Mürteci Yakup Hoca yanıma sokuldu, altına demir iskemlelerden birini çekerek “Nasılsınız bakalım?” diye sordu. Ben onun ne maksatla geldiğini tahmin ettiğim için hemen kahve ocağına seslendim: “Kemâl, Hoca’ya bir çay demle.”

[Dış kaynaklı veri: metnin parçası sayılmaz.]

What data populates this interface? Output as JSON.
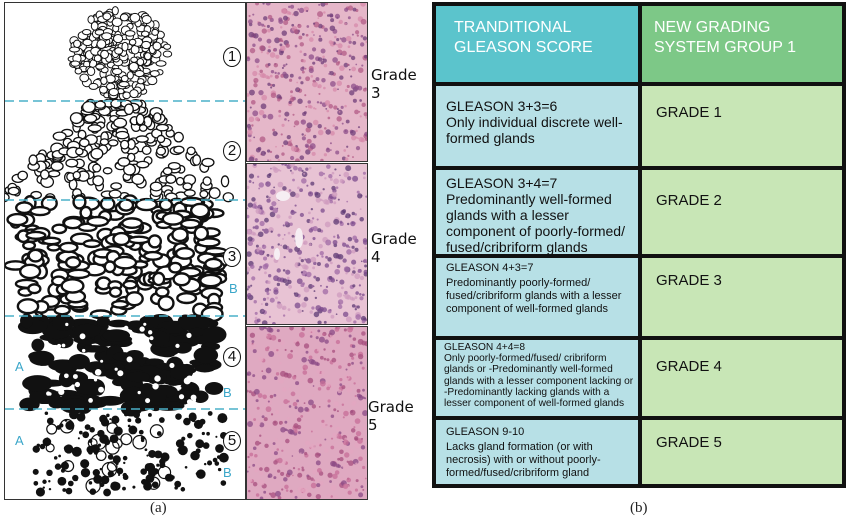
{
  "panel_a": {
    "caption": "(a)",
    "pattern_numbers": [
      "1",
      "2",
      "3",
      "4",
      "5"
    ],
    "zone_letters": [
      "B",
      "A",
      "B",
      "A",
      "B"
    ],
    "grade_labels": [
      "Grade 3",
      "Grade 4",
      "Grade 5"
    ],
    "colors": {
      "dash": "#4ab0c8",
      "letters": "#3aa6c9",
      "ink": "#111111"
    }
  },
  "panel_b": {
    "caption": "(b)",
    "header": {
      "left": "TRANDITIONAL GLEASON SCORE",
      "right": "NEW GRADING SYSTEM GROUP 1"
    },
    "rows": [
      {
        "score": "GLEASON 3+3=6",
        "description": "Only individual discrete well-formed glands",
        "grade": "GRADE 1"
      },
      {
        "score": "GLEASON 3+4=7",
        "description": "Predominantly well-formed glands with a lesser component of poorly-formed/ fused/cribriform glands",
        "grade": "GRADE 2"
      },
      {
        "score": "GLEASON 4+3=7",
        "description": "Predominantly poorly-formed/ fused/cribriform glands with a lesser component of well-formed glands",
        "grade": "GRADE 3"
      },
      {
        "score": "GLEASON 4+4=8",
        "description": "Only poorly-formed/fused/ cribriform glands or -Predominantly well-formed glands with a lesser component lacking or -Predominantly lacking glands with a lesser component of well-formed glands",
        "grade": "GRADE 4"
      },
      {
        "score": "GLEASON 9-10",
        "description": "Lacks gland formation (or with necrosis) with or without poorly-formed/fused/cribriform gland",
        "grade": "GRADE 5"
      }
    ],
    "colors": {
      "header_left": "#5bc4cc",
      "header_right": "#7dc887",
      "cell_left": "#b7e0e6",
      "cell_right": "#c8e6b6",
      "grid": "#111111"
    }
  }
}
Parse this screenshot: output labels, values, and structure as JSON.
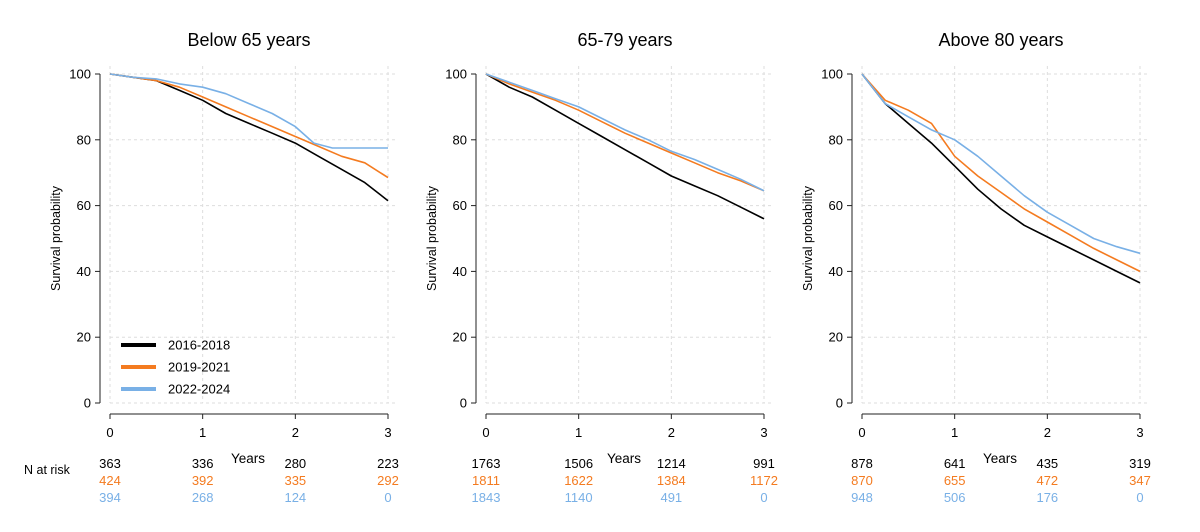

Zavallı, Balıkesir taraflarında burnunu soktuğu bir tarikat meselesi yüzünden “mürtecidir” diye on sene yemişti. Menemen hadisesinden ürken devlet, böylelerine karşı o sıralarda pek sert davranıyordu. Dışarıdayken hâli vakti yerinde, iki karılı olduğunu söylediği hâlde, senelerden beri kendisini arayan soran yoktu. Şunun bunun yardımı, hapishane müdürünün himayesi, ara sıra yazdığı muskalar sayesinde şöyle böyle geçiniyor, fakat mahpuslar arasında laf taşıdığı, müdüre ispiyonculuk ettiği için herkesten hakaret görüyordu. Bunları fenalık olsun diye değil, hem çok meraklı hem de çok geveze olduğu için yaptığını sanıyorum. Çünkü onun nasıl bir an bile yalnız kalmaya dayanamayıp hemen birilerinin yanına sokulduğunu, söylenecek meraklı, mühim bir şey bulup etrafın alakasını kendi üzerine çekmek için, o minimini, bal rengi gözlerini kırpıştırarak nasıl kafasını patlatırcasına gayretler sarf ettiğini görmüştüm. Merakla dinleneceğine hükmettikten sonra, babasını ipe gönderecek sırları bile ortaya atmaktan kendini alamazdı. Yaz, kış sırtından çıkarmadığı soluk pembe pardösüsünün eteklerini savura savura bahçenin bir yanından bir yanına koşar, şurada üç kişiden beş laf, burada beş kişiden üç laf alıp vererek gününü doldururdu. Kendisini benimle yarı buçuk hemşehri saydığı için, sık sık yanıma gelir memleketteki tanıdıkların sözünü açar, Balyalı olan ikinci karısından bahseder, en sonunda taze bir çaya fit olur giderdi. Bugün hâlinde yapma bir ağırlık vardı. Sağ elinde çay fincanı, sol elinde dumanını suratıma üflediği köylü cigarası, “İşte bu insanların hâli böyledir!” demek isteyen manalı baş sallamaları ile ikide bir içini çekiyordu. Gülümseyerek sordum:
“Hayrola Hoca, ne havadislerin var bakalım?”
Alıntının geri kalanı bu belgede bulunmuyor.